Stark photographs depict miners' bleak existence


Builder Levy's photograph "Coal Camp near Grundy, Virginia" centers on neither a mine nor miners, instead focusing on a small group of houses at the bottom of a hill. But it instantly conveys the toughness of the coal miner's life: The houses are small and right next to the railroad tracks, the trees are bare, it's a dark day and a cloud of smoke lies over the little community. In a word, it's bleak.

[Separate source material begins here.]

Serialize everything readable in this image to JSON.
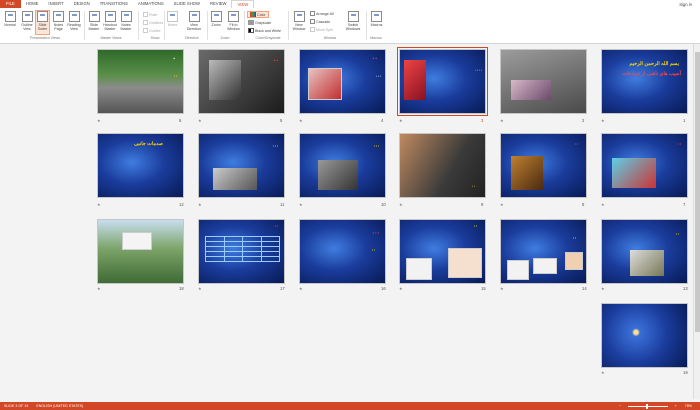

And that's the general impression left by "Images of Appalachian Coalfields: Photographs by Builder Levy" at Loyola College. In the honored tradition of documentary photographers, Levy, a New Yorker, spent parts of 14 years in the coal fields of Kentucky, Pennsylvania, West Virginia and Virginia, eventually producing a book of 93 photographs from which the 54 in this traveling exhibit are taken.

As might be expected, they convey the grim realities of the lives of the miners and their families: old, poorly kept buildings, cramped quarters in the mines, weathered faces registering more of resignation than of hope or even anger.

But those realities are also conveyed by the starkness and darkness of Levy's black and white photography. To judge by his pictures, thesun seldom shines in these regions, and even when it does Levy's work seems more about shadows than about light. In the end, we know it takes courage to lead the lives these people do, which is all the more admirable given their knowledge that things probably aren't going to get much better.

Aside from their strengths as documentary photography, some of Levy's works are quite beautiful. One, accompanied only by an explanatory caption about "roof stability," defies the everyday language of the text with its tonal beauty, its layering of space, its gentle light that makes the image softly glow.

The exhibit has not been given the strongest possible installation at Loyola. Levy's book is divided into three sections, "The Work," "The Community" and "The Legacy." While the division between the last two is somewhat arbitrary, having the sections makes a stronger overall presentation than the Loyola installation, which mixes them up.

There are compensations, however, one of which is the juxtaposition here of the youthful, energetic face of Brenda Ward (yes, there are women miners) with the middle-aged face of Andrew Kosts, out of which all life seems to have been drained, leaving only a staring, hollow mask behind. One would like to think that when Brenda Ward is Andrew Kosts' age she won't look like that. One would like to think.